At each position the character will be FILL if all candidates have
FILL in that position, BLANK if they all have BLANK or UNKNOWN
if there is a mixture.
"""
return [UNKNOWN if len(x) > 1 \
else x.pop() \
for x in [set(y) for y in transpose(candidates)]]
def matches(candidate, pattern):
"""Returns True if the candidate matches the pattern, False otherwise."""
assert(len(candidate) == len(pattern))
for i in range(len(pattern)):
if pattern[i] <> UNKNOWN and pattern[i] <> candidate[i]:
return False
return True
def print_grid(g):
"""Print out the grid (an array of arrays of characters)."""
for row in g:
print ''.join(row)
def transpose(g):
"""Returns the transposed version of the supplied matrix
(i.e. rows become columns and columns become rows).
"""
assert(g)
return map(lambda *row: list(row), *g)
def is_solved(candidate):
"""Returns True if the supplied candidate is a complete solution
(contains no UNKNOWN entries), False otherwise.
"""
return reduce(lambda x, y: x and not UNKNOWN in y, candidate, True)
def update_solution(grid, row, pattern):
"""Update the specified row of the grid from the pattern, overwriting
any non-UNKNOWN values from the pattern.
"""
for p in range(len(pattern)):
if pattern[p] <> UNKNOWN:
grid[row][p] = pattern[p]
def main():
# Initially fill the solution with a grid of UNKNOWNs
solution = [[UNKNOWN for x in range(column_count)] \
for y in range(row_count)]
# Generate all possible fits for the rows and columns
fits_r = [fit(row, COLUMN_COUNT) for row in ROWS]
fits_c = [fit(col, ROW_COUNT) for col in COLUMNS]
fits = [fits_r, fits_c]
row_col = 0 # current index into fits; 0 = row, 1 = column
while not is_solved(solution):
assert(row_col == 0 or row_col == 1)
# Filter out any impossible fits given the solution so far
for ri in range(len(fits[row_col])):
fits[row_col][ri] = filter(lambda x: matches(x, solution[ri]),\
fits[row_col][ri])
this_solution = solve_row(fits[row_col][ri])

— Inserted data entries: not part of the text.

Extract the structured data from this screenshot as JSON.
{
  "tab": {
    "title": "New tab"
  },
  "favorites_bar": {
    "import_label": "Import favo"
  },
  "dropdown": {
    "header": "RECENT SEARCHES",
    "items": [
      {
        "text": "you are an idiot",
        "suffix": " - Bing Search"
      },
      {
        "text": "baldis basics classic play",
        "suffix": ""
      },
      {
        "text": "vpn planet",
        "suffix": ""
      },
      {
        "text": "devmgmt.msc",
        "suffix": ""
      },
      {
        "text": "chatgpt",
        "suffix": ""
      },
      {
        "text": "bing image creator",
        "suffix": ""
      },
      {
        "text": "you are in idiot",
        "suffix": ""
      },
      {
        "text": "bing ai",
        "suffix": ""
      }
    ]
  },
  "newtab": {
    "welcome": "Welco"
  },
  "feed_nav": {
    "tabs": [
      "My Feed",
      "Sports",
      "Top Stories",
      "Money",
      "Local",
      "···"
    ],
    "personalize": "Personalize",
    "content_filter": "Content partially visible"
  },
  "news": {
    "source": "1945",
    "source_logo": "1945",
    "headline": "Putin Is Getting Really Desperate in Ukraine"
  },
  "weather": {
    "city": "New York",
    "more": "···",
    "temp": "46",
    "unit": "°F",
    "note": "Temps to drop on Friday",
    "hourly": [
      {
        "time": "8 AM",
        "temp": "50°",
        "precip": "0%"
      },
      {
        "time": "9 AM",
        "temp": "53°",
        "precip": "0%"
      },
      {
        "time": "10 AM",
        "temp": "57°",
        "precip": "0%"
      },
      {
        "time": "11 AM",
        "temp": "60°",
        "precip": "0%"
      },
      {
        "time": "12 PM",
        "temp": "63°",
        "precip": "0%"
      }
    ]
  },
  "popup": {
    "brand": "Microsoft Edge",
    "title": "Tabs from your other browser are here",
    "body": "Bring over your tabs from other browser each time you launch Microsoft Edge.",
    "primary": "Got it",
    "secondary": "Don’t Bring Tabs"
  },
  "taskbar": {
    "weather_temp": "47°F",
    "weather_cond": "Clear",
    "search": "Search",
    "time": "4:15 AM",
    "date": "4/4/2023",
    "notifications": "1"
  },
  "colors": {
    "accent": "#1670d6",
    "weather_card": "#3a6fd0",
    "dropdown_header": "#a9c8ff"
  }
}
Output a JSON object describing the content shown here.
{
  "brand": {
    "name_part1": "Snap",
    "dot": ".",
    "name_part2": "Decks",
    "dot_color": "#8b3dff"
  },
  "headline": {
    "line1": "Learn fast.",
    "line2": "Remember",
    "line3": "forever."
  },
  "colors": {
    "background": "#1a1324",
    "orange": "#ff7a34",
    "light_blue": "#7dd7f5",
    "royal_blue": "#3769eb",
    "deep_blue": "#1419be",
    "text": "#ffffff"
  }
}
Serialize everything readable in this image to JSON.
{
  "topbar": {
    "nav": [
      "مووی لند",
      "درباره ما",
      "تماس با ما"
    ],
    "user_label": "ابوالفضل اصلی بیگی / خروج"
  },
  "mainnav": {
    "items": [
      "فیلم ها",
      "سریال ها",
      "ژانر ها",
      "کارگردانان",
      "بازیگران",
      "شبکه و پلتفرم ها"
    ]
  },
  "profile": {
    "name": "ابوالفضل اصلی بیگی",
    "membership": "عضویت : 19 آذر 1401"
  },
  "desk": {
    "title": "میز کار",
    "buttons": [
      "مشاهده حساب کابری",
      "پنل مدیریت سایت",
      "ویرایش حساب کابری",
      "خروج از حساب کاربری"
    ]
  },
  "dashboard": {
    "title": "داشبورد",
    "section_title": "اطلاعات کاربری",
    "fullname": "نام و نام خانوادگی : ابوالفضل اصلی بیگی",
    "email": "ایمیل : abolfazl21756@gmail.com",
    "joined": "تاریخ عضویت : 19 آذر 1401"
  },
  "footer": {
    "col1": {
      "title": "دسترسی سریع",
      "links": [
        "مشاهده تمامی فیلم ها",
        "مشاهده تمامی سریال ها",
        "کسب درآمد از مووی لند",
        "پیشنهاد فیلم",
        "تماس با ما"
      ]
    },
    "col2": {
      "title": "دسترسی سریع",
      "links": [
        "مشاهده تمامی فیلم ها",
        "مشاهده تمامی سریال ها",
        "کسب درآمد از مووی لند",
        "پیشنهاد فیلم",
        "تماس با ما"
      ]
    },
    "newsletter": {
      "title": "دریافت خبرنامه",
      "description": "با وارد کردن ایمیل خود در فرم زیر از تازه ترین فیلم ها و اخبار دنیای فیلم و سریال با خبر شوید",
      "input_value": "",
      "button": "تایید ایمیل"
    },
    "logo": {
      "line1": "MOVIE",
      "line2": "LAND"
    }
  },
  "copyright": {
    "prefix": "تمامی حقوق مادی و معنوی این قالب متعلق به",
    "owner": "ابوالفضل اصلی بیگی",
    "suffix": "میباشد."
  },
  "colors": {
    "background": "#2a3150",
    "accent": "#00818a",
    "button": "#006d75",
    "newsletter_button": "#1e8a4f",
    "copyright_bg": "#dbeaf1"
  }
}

update_solution(solution, ri, this_solution)
row_col = abs(row_col - 1) # toggle 0, 1
solution = transpose(solution)
if row_col == 0:
transpose(solution)
print_grid(solution)Output
## ##
##################
# #
# ### # # ### #
# ### ## ## ### #
# ## ##### ### #
# ## ##### # # #
# ### # # # # # #
# ### # # ### #
# ## # # ### #
## ## # # # #### ##
## ### # # # ##############
## ## # ######## #
##### ##### # #
#### #### # ## # # #
###### # ## # # #
#### # # # # #
## # # # # #
## # ## # # #
## # ## # # #
## # # # # #
## # # # # #
## # # ### #
## # # ### #
## ## ##
## ## ##
## ## ##
#### ### ###
########## ########
############## ########
############## ######
####
##
##
##
Conclusion
The algorithm, which generates every possible fit, is slower than some of the alternative ways of tackling this type of puzzle. In particular, it probably doesn't scale very well. However, it does work in a few minutes for the standard size of puzzle, and the code is reasonably concise.